謝青黎恍然:“對哦,我也可以哦。”說著她一秒都不遲疑,嘟起唇湊到屏幕,使勁“uaua”兩聲。
陳星捂著臉,肩膀笑得一聳一聳的。
“別笑,”謝青黎其實也在笑,“到你了。”
“我可以,賒賬嗎?”
“不行,快點親我啦,”謝青黎可憐兮兮的語氣,眼里水汪汪的,仿佛有一片汪洋,“求陳老師親親~”
陳星實在是沒辦法了,學著她剛才的動作,清脆的兩聲“ruarua”響起,心間同時蔓延起大面積的酸甜,全部都涌上了面頰。
日子一天一天地過去,節氣迭代,很快到了春節。
陳星沒有去羊城,而是繼續留在了鵬城和何茜一起過的年。
“哎,你老實說,你是怕我一個人孤單,還是覺得回你媽那里麻煩啊?”吃過年夜飯,兩人一邊收拾著桌子一邊閑聊,網絡同步直播著春晚充當背景音。
“剛才已經打過電話了,也發了紅包了,還有我們要出市一趟也很麻煩啊,還得打報告寫條什么的挺累的,”陳星承認,“還有我習慣了清凈了。”
“那這個時候的鵬城也不要太清凈了哈哈。”何茜笑著說,“好了我來洗碗吧,剛才的菜都是你做的,辛苦了。”
陳星沒有推辭,而是拎著垃圾下了樓。
她踩著樓梯一步一步下樓,聲控燈應聲而亮,臺階上只有她一個人的影子。
陳星出神地望著臺階,并沒有急著走,很快燈就滅了,她跺跺腳,昏黃的光暈及時亮起籠住了她。
她長出一口氣:“一年了啊……”
事在人為
天剛剛亮,陳星就睜開了眼睛,昨夜一整夜都無法入睡,思緒激昂,腦神經過于興奮,好不容易熬到六點,她干脆起了床,洗漱之后胡亂吃了點東西,敷了面膜,防曬之后粉底打底,接著畫眉毛,腮紅,挑了一支比較顯色的口紅,套上了自己買的新裙子,外面搭了件風衣。
接著拎著準備好的東西,朝地鐵站走去。
凌晨一點時謝青黎已經到了隔離的酒店,她實在是等不了了,已經請了上午的假,懷揣著她的核酸綠碼,現在趕去市區,哪怕離她近一點也好。

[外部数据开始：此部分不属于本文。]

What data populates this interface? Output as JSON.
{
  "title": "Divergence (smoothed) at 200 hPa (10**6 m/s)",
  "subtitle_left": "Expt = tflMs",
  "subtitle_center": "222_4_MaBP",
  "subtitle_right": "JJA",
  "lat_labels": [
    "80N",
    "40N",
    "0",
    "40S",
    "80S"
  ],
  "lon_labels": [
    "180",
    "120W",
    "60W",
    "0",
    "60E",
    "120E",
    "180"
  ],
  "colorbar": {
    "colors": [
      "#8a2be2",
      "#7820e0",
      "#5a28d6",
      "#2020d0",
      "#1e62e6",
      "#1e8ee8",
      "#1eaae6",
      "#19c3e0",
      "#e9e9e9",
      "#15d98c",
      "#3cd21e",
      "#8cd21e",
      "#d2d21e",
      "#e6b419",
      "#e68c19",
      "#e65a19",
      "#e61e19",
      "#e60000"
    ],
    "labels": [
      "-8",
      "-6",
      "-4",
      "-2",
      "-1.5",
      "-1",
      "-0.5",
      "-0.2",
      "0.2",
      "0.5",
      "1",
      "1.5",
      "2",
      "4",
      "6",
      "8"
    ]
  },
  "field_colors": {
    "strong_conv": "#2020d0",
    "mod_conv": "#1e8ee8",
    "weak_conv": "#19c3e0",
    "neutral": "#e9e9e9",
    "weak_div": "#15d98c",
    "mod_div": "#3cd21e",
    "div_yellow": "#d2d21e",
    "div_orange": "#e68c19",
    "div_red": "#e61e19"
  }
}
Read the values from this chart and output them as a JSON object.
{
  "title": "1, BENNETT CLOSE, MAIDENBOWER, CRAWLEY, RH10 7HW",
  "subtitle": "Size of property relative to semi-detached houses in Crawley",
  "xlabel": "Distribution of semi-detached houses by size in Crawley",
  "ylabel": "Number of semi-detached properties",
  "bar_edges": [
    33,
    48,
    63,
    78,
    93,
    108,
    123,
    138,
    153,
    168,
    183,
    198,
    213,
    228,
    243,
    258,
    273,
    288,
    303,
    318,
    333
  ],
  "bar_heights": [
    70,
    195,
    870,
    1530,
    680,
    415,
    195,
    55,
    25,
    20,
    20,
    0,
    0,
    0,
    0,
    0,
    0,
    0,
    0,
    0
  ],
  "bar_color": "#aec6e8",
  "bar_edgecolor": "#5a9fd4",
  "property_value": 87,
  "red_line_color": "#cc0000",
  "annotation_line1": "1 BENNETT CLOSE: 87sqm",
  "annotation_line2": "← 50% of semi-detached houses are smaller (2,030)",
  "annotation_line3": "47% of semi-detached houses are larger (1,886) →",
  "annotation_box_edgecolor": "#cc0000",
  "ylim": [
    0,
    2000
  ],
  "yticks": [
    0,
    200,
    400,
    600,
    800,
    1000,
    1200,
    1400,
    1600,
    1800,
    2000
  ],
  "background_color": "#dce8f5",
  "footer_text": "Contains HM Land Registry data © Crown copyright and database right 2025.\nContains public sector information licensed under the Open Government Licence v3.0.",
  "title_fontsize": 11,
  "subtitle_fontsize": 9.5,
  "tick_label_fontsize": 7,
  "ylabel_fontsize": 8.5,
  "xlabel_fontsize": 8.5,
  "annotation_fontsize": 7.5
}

疫情期間的旅游簽根本過不了,謝青黎去年年末就向公司申請了apec卡(bsesstravelcard),特殊時期的效率不行,花了大半年的時間這卡才順利簽下來,有了這張卡和護照她能夠在五年內無需辦理入境簽證,往返亞太地區11個國家,每次能夠在該國家逗留2個月。
謝青黎是私下過來的,好在現在她的公司仍然提倡對外辦公,背上電腦,她就大膽地過來了,畢竟離她們上次見面已經過了22個月了。
去往酒店的地鐵上,陳星翻著昨晚她們的微信記錄,是謝青黎給她分享著一路的消息。
“到機場了。”
“坐上去酒店的大巴了。”
“做了核酸了。”
“天啊,居然不能搭電梯,我要爬六樓,行李是工作人員帶走的,應該還要消毒。”
“到了我的房間了,哎哦,累死我了,爬六樓腿都顫抖了。”
“房間挺好的,我拍給你看。”
陳星再次點開已經看了n遍的視頻,酒店房間是雙人床的,看著很干靜,有充足的瓶裝礦泉水和紙巾,有消毒醫療用品和消防用品,還有泡面,牛奶還有一盒糕點,衛生間也是干shi分離的,最后跳上屏幕的是謝青黎的臉。
她白皙的臉上有口罩繩子壓紅的痕跡,發絲有點凌亂,嘴唇也有點干,可她的眼睛亮晶晶的,漾著溫柔的神采,聲音輕快:“14天后我們就可以見面啦~等我哦~”
即使看了n遍,再看一遍她的心還是怦怦亂跳著,將手機捂在xiong口,眼眶發燙起來。